Un nuovo studio ipotizza il meccanismo alla base dell’innalzamento dei valori di D-dimero comunemente riscontrato nel paziente affetto da COVID-19.

Elevati livelli di D-dimero sono di comune riscontro nei pazienti affetti da COVID-19. Assai meno nota è la genesi di questi elevati valori. All’inizio della pandemia, a seguito delle descrizioni dei primi pazienti a cura degli autori di Wuhan, l’aumento massivo del D-dimero era stato ipoteticamente attribuito alla coagulazione intravascolare disseminata (CID), causata dalla massiccia attivazione della coagulazione, con generazione di trombina e con conseguente trasformazione del fibrinogeno in fibrina stabilizzata. A questa seguivano l’attivazione dei processi fibrinolitici e l’aumento dei prodotti di degradazione della fibrina stabilizzata (D-dimero).

Tuttavia, si capì assai presto che l’ipotesi della CID mal si combinava con alcune osservazioni di frequente riscontro nella coagulopatia da COVID-19. In quest’ultima mancavano, difatti, le tipiche carenze dei fattori pro-coagulanti (fibrinogeno) e anticoagulanti (antitrombina, proteina C), che si riscontrano a seguito del “consumo” e che sono, insieme alla piastrinopenia, tipiche della CID. In effetti, l’unica caratteristica biochimica patognomonica che rende simile la CID alla coagulopatia da COVID-19, è l’aumento del D-dimero.
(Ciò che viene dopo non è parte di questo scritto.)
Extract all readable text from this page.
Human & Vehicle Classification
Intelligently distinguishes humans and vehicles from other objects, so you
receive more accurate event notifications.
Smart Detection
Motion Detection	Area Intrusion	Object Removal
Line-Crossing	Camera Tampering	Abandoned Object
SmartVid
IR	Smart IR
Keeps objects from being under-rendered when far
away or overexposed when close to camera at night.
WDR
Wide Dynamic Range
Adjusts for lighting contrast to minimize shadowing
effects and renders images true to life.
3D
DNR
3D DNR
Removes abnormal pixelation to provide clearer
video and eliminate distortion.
Un’ipotesi alternativa interessante sulla genesi del D-dimero nell’infezione da SARS-CoV-2 è stata di recente formulata1. Secondo tale ipotesi, a seguito dell’infezione da SARS-CoV-2, si genera un potente stato infiammatorio a livello del circolo sistemico, ma soprattutto a livello del circolo polmonare, secondario alla liberazione di citochine pro-infiammatorie. Dimostrazione di questo stato infiammatorio è l’invariabile aumento delle proteine della fase acuta (fibrinogeno, proteina C reattiva, ferritina, ecc.). L’infezione polmonare acuta porta anche a una massiccia deposizione di fibrina intra-alveolare, che viene controllata dalle cellule epiteliali di quel distretto, attraverso la produzione di urochinasi. Quest’ultima regola la formazione di plasmina responsabile della generazione di D-dimero, che si ripartisce nel circolo sistemico, dove persiste per un tempo limitato, ma sufficiente per essere rilevato.

Un altro marcatore di danno polmonare è la presenza di macrofagi, che producono attività fibrinolitica locale direttamente o indirettamente. La massiva attività fibrinolitica locale, in combinazione con gli aumenti delle proteine della fase acuta (proteina C reattiva, ferritina e fibrinogeno) e di altri marcatori di danno endoteliale (fattore di von Willebrand), che sono di frequente riscontro nell’infezione da SARS-CoV-2, portano a una situazione complessa, di cui il D-dimero è un marcatore facilmente misurabile. Il suo significato è facilmente riconducibile ai processi patofisiologici del COVID-19 ma il suo ruolo nella diagnosi delle complicanze tromboemboliche e nella prognosi della malattia deve ancora essere definito.